COMPLAINANT'S RIGHT TO FILE A CIVIL ACTION (S0610)

You have the right to file a civil action in an appropriate United States District Court within ninety (90) calendar days from the date that you receive this decision. If you file a civil action, you must name as the defendant in the complaint the person who is the official Agency head or department head, identifying that person by his or her full name and official title. Failure to do so may result in the dismissal of your case in court. "Agency" or "department" means the national organization, and not the local office, facility or department in which you work. If you file a request to reconsider and also file a civil action, filing a civil action will terminate the administrative processing of your complaint.

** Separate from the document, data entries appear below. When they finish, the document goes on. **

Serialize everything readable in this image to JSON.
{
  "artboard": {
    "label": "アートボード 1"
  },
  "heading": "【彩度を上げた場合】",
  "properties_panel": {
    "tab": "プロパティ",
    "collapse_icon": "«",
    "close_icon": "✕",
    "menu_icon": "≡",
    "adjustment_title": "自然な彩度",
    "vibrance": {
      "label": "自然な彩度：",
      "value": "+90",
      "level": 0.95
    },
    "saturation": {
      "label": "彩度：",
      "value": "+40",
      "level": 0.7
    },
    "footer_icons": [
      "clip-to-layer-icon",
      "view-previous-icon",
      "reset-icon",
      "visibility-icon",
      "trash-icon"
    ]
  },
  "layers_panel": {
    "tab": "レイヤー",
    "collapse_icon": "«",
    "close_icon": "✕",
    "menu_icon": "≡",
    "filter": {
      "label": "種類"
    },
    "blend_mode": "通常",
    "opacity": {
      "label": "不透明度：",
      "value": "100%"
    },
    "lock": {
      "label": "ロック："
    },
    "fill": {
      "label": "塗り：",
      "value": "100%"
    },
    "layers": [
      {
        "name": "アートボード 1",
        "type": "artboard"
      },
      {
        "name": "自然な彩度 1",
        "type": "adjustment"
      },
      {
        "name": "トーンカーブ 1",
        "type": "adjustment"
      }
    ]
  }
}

RIGHT TO REQUEST COUNSEL (Z0815)

If you want to file a civil action but cannot pay the fees, costs, or security to do so, you may request permission from the court to proceed with the civil action without paying these fees or costs. Similarly, if you cannot afford an attorney to represent you in the civil action, you may request the court to appoint an attorney for you. You must submit the requests for waiver of court costs or appointment of an attorney directly to the court, not the Commission. The court has the sole discretion to grant or deny these types of requests. Such requests do not alter

the time limits for filing a civil action (please read the paragraph titled Complainant's Right to File a Civil Action for the specific time limits).

FOR THE COMMISSION:

______________________________ Carlton M. Hadden's signature

Carlton M. Hadden, Director

Office of Federal Operations

March 18, 2016

__________________

Date

1 This case has been randomly assigned a pseudonym which will replace Complainant's name when the decision is published to non-parties and the Commission's website.